Bernard, Ginny, Mo and Rich worked on a stretch of one of the Sowerby Walks around the Villages.

Bernard and Mo started by clearing a stile off Pinfold Lane which leads up to the path to Sowerby Castle, cleared a couple of weeks ago.
An unusual stile emerged:-  not clearly signed.

Rich and Ginny headed down to Brockwell (getting lost on the way!) and, later on, were joined by Bernard and Mo. We were working on the lower path on the map below.

Although the path is locally well used by people from the school and dog walkers, it is not waymarked and would be very difficult for anyone else to find. Several waymarks were put up along the route so others can now discover this delightful route.

The first job was to remove encroaching holly, laurel and tree saplings.

Path all clear

Another cleared section

Section of path scraped of mulch
A section of path with a bad slope on it (worse than it looks!).

Same section widened and levelled
There was a long section that was sloping and very slippery, so we decided to re-align the path so it followed its original route.

Work in progress

Stone steps at the end all cleared
The bad news is that we spotted Himalayan Balsam already seeding. We knew it was around on this path, but this is early to be seeding. We are contemplating putting up a notice, encouraging people to pull up the balsam as they walk by.

We haven't finished leveling the path. There are more steps to clear and some waymarking to do. We will be back on Monday .

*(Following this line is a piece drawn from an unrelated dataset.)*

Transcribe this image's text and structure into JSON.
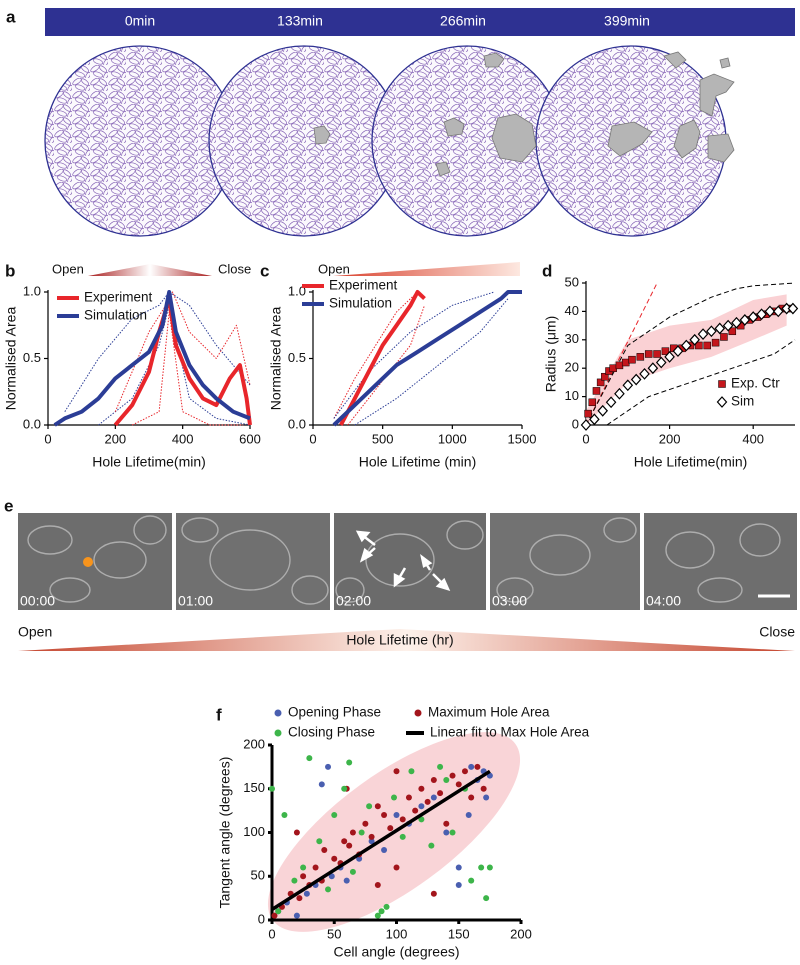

Work funded by Sowerby Residents Association who were funded by Tesco Bags for Help.


Meanwhile Catherine and Frank S were at Shackleton on the path running down towards Hardcastle Crags. The stile where the path enters the woods had a broken top rail, and so we replaced it, added a grab rail, and cleared the steps in front.

We then cleared the stones that had fallen onto the path from the walls each side and uncovered some lovely old cobbles. Finally we painted a yellow top on the finger post at the other side of Shackleton and cleared the brambles and nettles from the gap stile in the wall.

This work is funded by Huddersfield University 'Discovering Ted Hughes Yorkshire' trails project.